Amendments to s 53 of the Magistrates’ Court Act1989 back in 2006 allow the Magistrates’ Court to hear and determine certain common law indictable charges. Common law offences that attract Level 5 and 6 punishment became triable summarily. Those punishment levels for common law offences are prescribed by s 320 of the Crimes Act 1958:

  • Affray
  • Breach of prison
  • Bribery of public official
  • Common assault
  • Criminal defamation
  • False imprisonment
  • Misconduct in public office
  • Public nuisance
  • Riot
  • Rout
  • Unlawful assembly
  • Wilful exposure

Edit: Now, Criminal Procedure Act 2009 s 28 provides that common law offences punishable by Level 5 or 6 imprisonment may be determined summarily.

These changes have led to more statutory and common law charges being dealt with together in the Magistrates’ Court. Where once the police informant chose between process in the County Court for common law offences or the Magistrates’ Court for similar summary offences, the summary jurisdiction may now hear both. (Provided the Court deems it appropriate and the accused consents to the jurisdiction for the common law charges.)

There’s no impediment to alleging multiple offences that refer to one alleged act or transaction by the accused: s 51 Interpretation of Legislation Act 1984 . Failure to do so might lead to duplicity: see, for example, R v His Honour Judge Hassett (1994) 76 A Crim R 19.

Some common law offences are so similar to their statutory cousins that there’s little or no forensic advantage if the prosecution proceeds with both types of charge. (Except common law offences have no limitation period for commencing criminal process, because they’re all indictable.) Common assault is an example of offences that are almost the same in common law and statutory form. (See R v Patton, Caldwell and Robinson [1998] 1 VR 7, discussing common assault as it applies to an offence of burglary.)

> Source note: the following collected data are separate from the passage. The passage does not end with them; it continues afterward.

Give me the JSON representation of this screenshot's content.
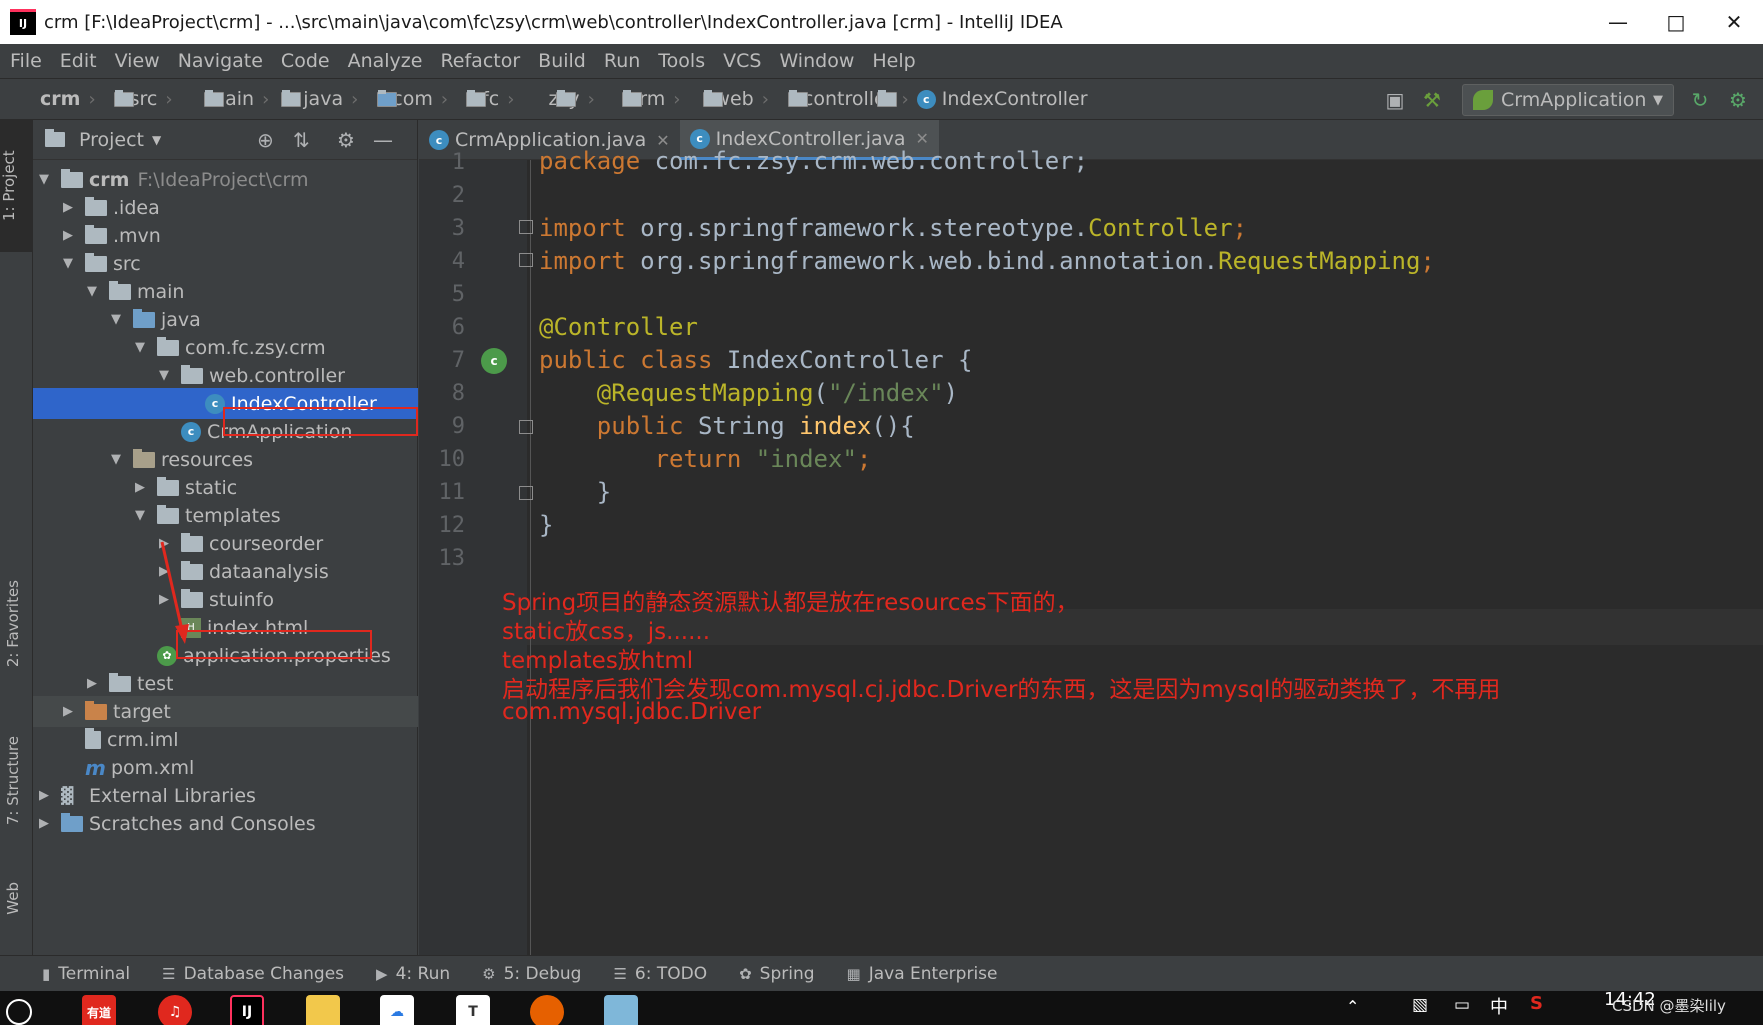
{
  "window": {
    "title": "crm [F:\\IdeaProject\\crm] - ...\\src\\main\\java\\com\\fc\\zsy\\crm\\web\\controller\\IndexController.java [crm] - IntelliJ IDEA",
    "logo_text": "IJ"
  },
  "menu": [
    "File",
    "Edit",
    "View",
    "Navigate",
    "Code",
    "Analyze",
    "Refactor",
    "Build",
    "Run",
    "Tools",
    "VCS",
    "Window",
    "Help"
  ],
  "breadcrumb": [
    "crm",
    "src",
    "main",
    "java",
    "com",
    "fc",
    "zsy",
    "crm",
    "web",
    "controller",
    "IndexController"
  ],
  "run_config": "CrmApplication",
  "left_tabs": {
    "project": "1: Project",
    "favorites": "2: Favorites",
    "structure": "7: Structure",
    "web": "Web"
  },
  "project_panel": {
    "title": "Project",
    "tree": [
      {
        "label": "crm",
        "extra": "F:\\IdeaProject\\crm"
      },
      {
        "label": ".idea"
      },
      {
        "label": ".mvn"
      },
      {
        "label": "src"
      },
      {
        "label": "main"
      },
      {
        "label": "java"
      },
      {
        "label": "com.fc.zsy.crm"
      },
      {
        "label": "web.controller"
      },
      {
        "label": "IndexController"
      },
      {
        "label": "CrmApplication"
      },
      {
        "label": "resources"
      },
      {
        "label": "static"
      },
      {
        "label": "templates"
      },
      {
        "label": "courseorder"
      },
      {
        "label": "dataanalysis"
      },
      {
        "label": "stuinfo"
      },
      {
        "label": "index.html"
      },
      {
        "label": "application.properties"
      },
      {
        "label": "test"
      },
      {
        "label": "target"
      },
      {
        "label": "crm.iml"
      },
      {
        "label": "pom.xml"
      },
      {
        "label": "External Libraries"
      },
      {
        "label": "Scratches and Consoles"
      }
    ]
  },
  "editor_tabs": [
    "CrmApplication.java",
    "IndexController.java"
  ],
  "code": {
    "line_numbers": [
      "1",
      "2",
      "3",
      "4",
      "5",
      "6",
      "7",
      "8",
      "9",
      "10",
      "11",
      "12",
      "13"
    ],
    "l1a": "package",
    "l1b": " com.fc.zsy.crm.web.controller;",
    "l3a": "import",
    "l3b": " org.springframework.stereotype.",
    "l3c": "Controller",
    "l3d": ";",
    "l4a": "import",
    "l4b": " org.springframework.web.bind.annotation.",
    "l4c": "RequestMapping",
    "l4d": ";",
    "l6": "@Controller",
    "l7a": "public class",
    "l7b": " IndexController {",
    "l8a": "    @RequestMapping",
    "l8b": "(",
    "l8c": "\"/index\"",
    "l8d": ")",
    "l9a": "    public",
    "l9b": " String ",
    "l9c": "index",
    "l9d": "(){",
    "l10a": "        return",
    "l10b": " ",
    "l10c": "\"index\"",
    "l10d": ";",
    "l11": "    }",
    "l12": "}"
  },
  "annotation_notes": [
    "Spring项目的静态资源默认都是放在resources下面的，",
    "static放css，js......",
    "templates放html",
    "启动程序后我们会发现com.mysql.cj.jdbc.Driver的东西，这是因为mysql的驱动类换了，不再用",
    "com.mysql.jdbc.Driver"
  ],
  "bottom_tools": [
    {
      "label": "Terminal",
      "icon": "terminal-icon"
    },
    {
      "label": "Database Changes",
      "icon": "database-icon"
    },
    {
      "label": "4: Run",
      "icon": "run-icon"
    },
    {
      "label": "5: Debug",
      "icon": "bug-icon"
    },
    {
      "label": "6: TODO",
      "icon": "todo-icon"
    },
    {
      "label": "Spring",
      "icon": "spring-icon"
    },
    {
      "label": "Java Enterprise",
      "icon": "java-ee-icon"
    }
  ],
  "taskbar": {
    "time": "14:42",
    "watermark": "CSDN @墨染lily",
    "ime": "中",
    "apps": [
      "有道",
      "IJ",
      "T"
    ]
  }
}
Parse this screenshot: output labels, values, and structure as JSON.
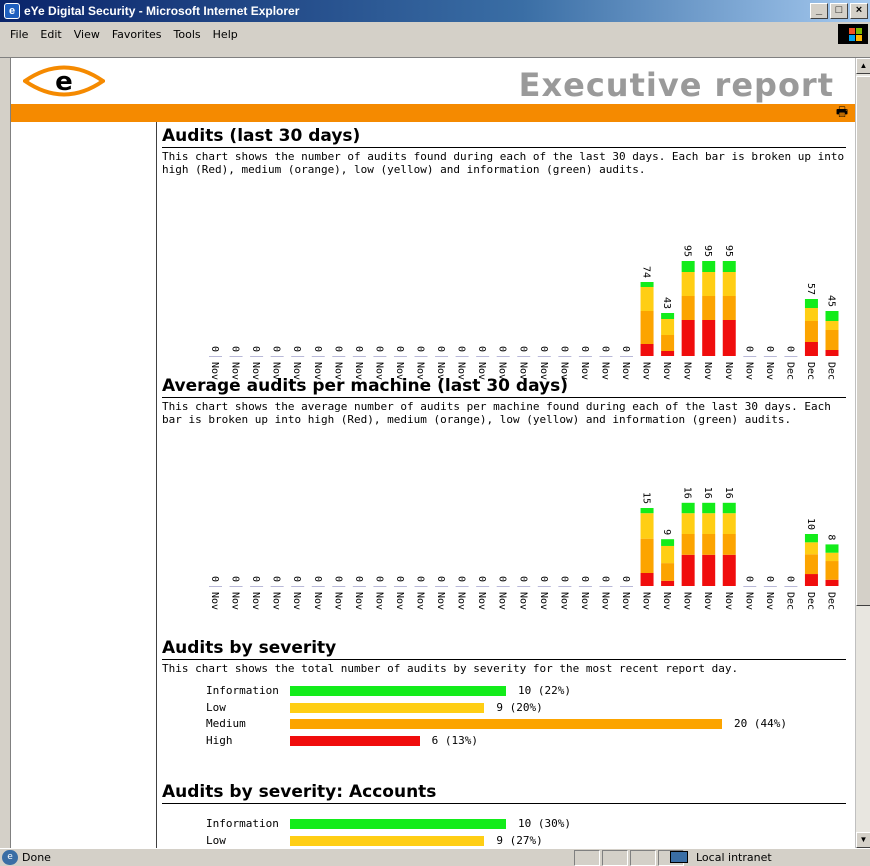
{
  "window": {
    "title": "eYe Digital Security - Microsoft Internet Explorer",
    "minimize": "_",
    "maximize": "□",
    "close": "×"
  },
  "menu": [
    "File",
    "Edit",
    "View",
    "Favorites",
    "Tools",
    "Help"
  ],
  "report": {
    "title": "Executive report",
    "logo_letter": "e"
  },
  "colors": {
    "high": "#f00d0d",
    "medium": "#fca400",
    "low": "#ffce14",
    "information": "#13ec1a",
    "accent": "#f58a00"
  },
  "days": [
    "Nov 03",
    "Nov 04",
    "Nov 05",
    "Nov 06",
    "Nov 07",
    "Nov 08",
    "Nov 09",
    "Nov 10",
    "Nov 11",
    "Nov 12",
    "Nov 13",
    "Nov 14",
    "Nov 15",
    "Nov 16",
    "Nov 17",
    "Nov 18",
    "Nov 19",
    "Nov 20",
    "Nov 21",
    "Nov 22",
    "Nov 23",
    "Nov 24",
    "Nov 25",
    "Nov 26",
    "Nov 27",
    "Nov 28",
    "Nov 29",
    "Nov 30",
    "Dec 01",
    "Dec 02",
    "Dec 03"
  ],
  "sections": {
    "audits": {
      "title": "Audits (last 30 days)",
      "desc": "This chart shows the number of audits found during each of the last 30 days. Each bar is broken up into high (Red), medium (orange), low (yellow) and information (green) audits."
    },
    "avg": {
      "title": "Average audits per machine (last 30 days)",
      "desc": "This chart shows the average number of audits per machine found during each of the last 30 days. Each bar is broken up into high (Red), medium (orange), low (yellow) and information (green) audits."
    },
    "severity": {
      "title": "Audits by severity",
      "desc": "This chart shows the total number of audits by severity for the most recent report day."
    },
    "accounts": {
      "title": "Audits by severity: Accounts"
    }
  },
  "chart_data": [
    {
      "type": "bar",
      "title": "Audits (last 30 days)",
      "categories": [
        "Nov 03",
        "Nov 04",
        "Nov 05",
        "Nov 06",
        "Nov 07",
        "Nov 08",
        "Nov 09",
        "Nov 10",
        "Nov 11",
        "Nov 12",
        "Nov 13",
        "Nov 14",
        "Nov 15",
        "Nov 16",
        "Nov 17",
        "Nov 18",
        "Nov 19",
        "Nov 20",
        "Nov 21",
        "Nov 22",
        "Nov 23",
        "Nov 24",
        "Nov 25",
        "Nov 26",
        "Nov 27",
        "Nov 28",
        "Nov 29",
        "Nov 30",
        "Dec 01",
        "Dec 02",
        "Dec 03"
      ],
      "totals": [
        0,
        0,
        0,
        0,
        0,
        0,
        0,
        0,
        0,
        0,
        0,
        0,
        0,
        0,
        0,
        0,
        0,
        0,
        0,
        0,
        0,
        74,
        43,
        95,
        95,
        95,
        0,
        0,
        0,
        57,
        45
      ],
      "stacked": true,
      "series": [
        {
          "name": "high",
          "values": [
            0,
            0,
            0,
            0,
            0,
            0,
            0,
            0,
            0,
            0,
            0,
            0,
            0,
            0,
            0,
            0,
            0,
            0,
            0,
            0,
            0,
            12,
            5,
            36,
            36,
            36,
            0,
            0,
            0,
            14,
            6
          ]
        },
        {
          "name": "medium",
          "values": [
            0,
            0,
            0,
            0,
            0,
            0,
            0,
            0,
            0,
            0,
            0,
            0,
            0,
            0,
            0,
            0,
            0,
            0,
            0,
            0,
            0,
            33,
            16,
            24,
            24,
            24,
            0,
            0,
            0,
            21,
            20
          ]
        },
        {
          "name": "low",
          "values": [
            0,
            0,
            0,
            0,
            0,
            0,
            0,
            0,
            0,
            0,
            0,
            0,
            0,
            0,
            0,
            0,
            0,
            0,
            0,
            0,
            0,
            24,
            16,
            24,
            24,
            24,
            0,
            0,
            0,
            13,
            9
          ]
        },
        {
          "name": "information",
          "values": [
            0,
            0,
            0,
            0,
            0,
            0,
            0,
            0,
            0,
            0,
            0,
            0,
            0,
            0,
            0,
            0,
            0,
            0,
            0,
            0,
            0,
            5,
            6,
            11,
            11,
            11,
            0,
            0,
            0,
            9,
            10
          ]
        }
      ]
    },
    {
      "type": "bar",
      "title": "Average audits per machine (last 30 days)",
      "categories": [
        "Nov 03",
        "Nov 04",
        "Nov 05",
        "Nov 06",
        "Nov 07",
        "Nov 08",
        "Nov 09",
        "Nov 10",
        "Nov 11",
        "Nov 12",
        "Nov 13",
        "Nov 14",
        "Nov 15",
        "Nov 16",
        "Nov 17",
        "Nov 18",
        "Nov 19",
        "Nov 20",
        "Nov 21",
        "Nov 22",
        "Nov 23",
        "Nov 24",
        "Nov 25",
        "Nov 26",
        "Nov 27",
        "Nov 28",
        "Nov 29",
        "Nov 30",
        "Dec 01",
        "Dec 02",
        "Dec 03"
      ],
      "totals": [
        0,
        0,
        0,
        0,
        0,
        0,
        0,
        0,
        0,
        0,
        0,
        0,
        0,
        0,
        0,
        0,
        0,
        0,
        0,
        0,
        0,
        15,
        9,
        16,
        16,
        16,
        0,
        0,
        0,
        10,
        8
      ],
      "stacked": true,
      "series": [
        {
          "name": "high",
          "values": [
            0,
            0,
            0,
            0,
            0,
            0,
            0,
            0,
            0,
            0,
            0,
            0,
            0,
            0,
            0,
            0,
            0,
            0,
            0,
            0,
            0,
            2.5,
            1,
            6,
            6,
            6,
            0,
            0,
            0,
            2.3,
            1.2
          ]
        },
        {
          "name": "medium",
          "values": [
            0,
            0,
            0,
            0,
            0,
            0,
            0,
            0,
            0,
            0,
            0,
            0,
            0,
            0,
            0,
            0,
            0,
            0,
            0,
            0,
            0,
            6.6,
            3.4,
            4,
            4,
            4,
            0,
            0,
            0,
            3.8,
            3.6
          ]
        },
        {
          "name": "low",
          "values": [
            0,
            0,
            0,
            0,
            0,
            0,
            0,
            0,
            0,
            0,
            0,
            0,
            0,
            0,
            0,
            0,
            0,
            0,
            0,
            0,
            0,
            4.9,
            3.3,
            4,
            4,
            4,
            0,
            0,
            0,
            2.3,
            1.6
          ]
        },
        {
          "name": "information",
          "values": [
            0,
            0,
            0,
            0,
            0,
            0,
            0,
            0,
            0,
            0,
            0,
            0,
            0,
            0,
            0,
            0,
            0,
            0,
            0,
            0,
            0,
            1,
            1.3,
            2,
            2,
            2,
            0,
            0,
            0,
            1.6,
            1.6
          ]
        }
      ]
    },
    {
      "type": "bar",
      "orientation": "horizontal",
      "title": "Audits by severity",
      "categories": [
        "Information",
        "Low",
        "Medium",
        "High"
      ],
      "values": [
        10,
        9,
        20,
        6
      ],
      "value_labels": [
        "10 (22%)",
        "9 (20%)",
        "20 (44%)",
        "6 (13%)"
      ],
      "colors": [
        "#13ec1a",
        "#ffce14",
        "#fca400",
        "#f00d0d"
      ]
    },
    {
      "type": "bar",
      "orientation": "horizontal",
      "title": "Audits by severity: Accounts",
      "categories": [
        "Information",
        "Low"
      ],
      "values": [
        10,
        9
      ],
      "value_labels": [
        "10 (30%)",
        "9 (27%)"
      ],
      "colors": [
        "#13ec1a",
        "#ffce14"
      ]
    }
  ],
  "status": {
    "text": "Done",
    "zone": "Local intranet"
  }
}
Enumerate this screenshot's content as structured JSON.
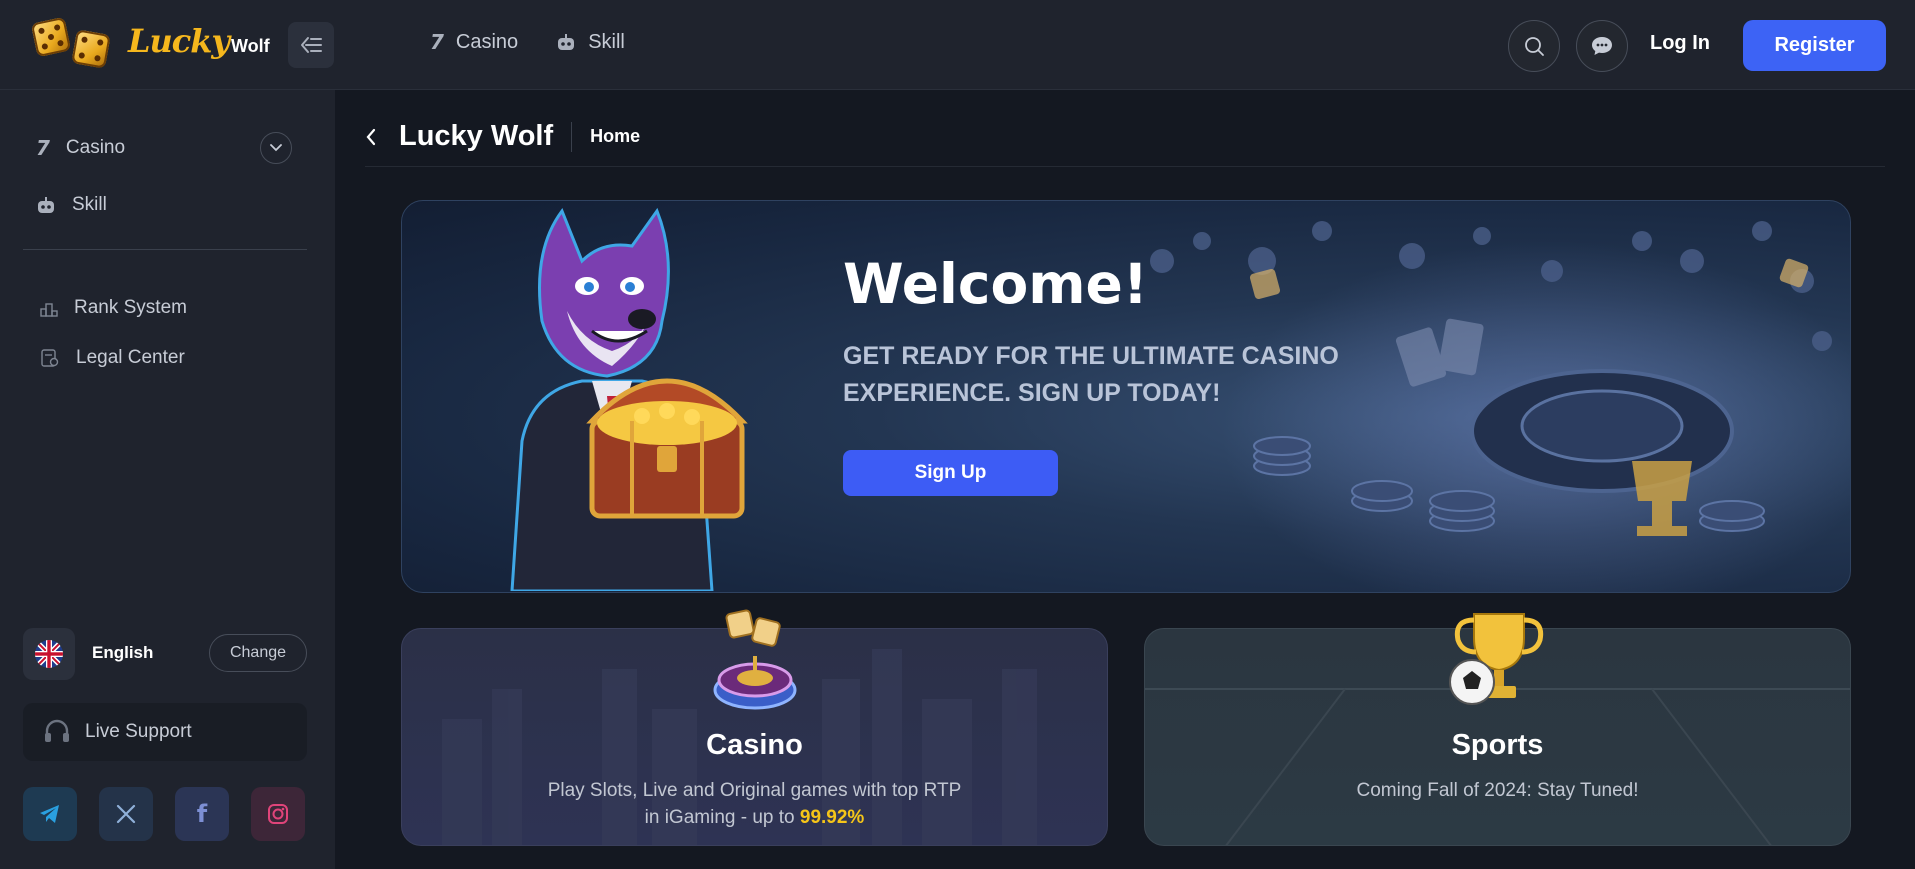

Other times the elements of the offences are quite different. An example of this is wilful exposure contrary to common law. It was added to the list in Crimes Act s 320 recently by s 13 of the Criminal Procedure Legislation Amendment Act 2008.

In contrast, obscene exposure is a statutory offence found at s 19 of the Summary Offences Act 1966. It hasn’t always been there, but was inserted when the Vagrancy Act was repealed in 2005. The re-enacted offence reads:

A person must not wilfully and obscenely expose the genital area of his or her body in, or within the view of, a public place.

Penalty: 2 years imprisonment.

Common law exposure doesn’t require the prosecution to prove the act took place in or within the view of a public place: R v Fonyodi [1963] VR 86. It is sufficient that one person did, in fact, see the act, and that another person of any age was in a position to see it, without the requirement for the observer or potential observers to be in a public place: R v Towe [1953] VLR 381; [1953] ALR 502.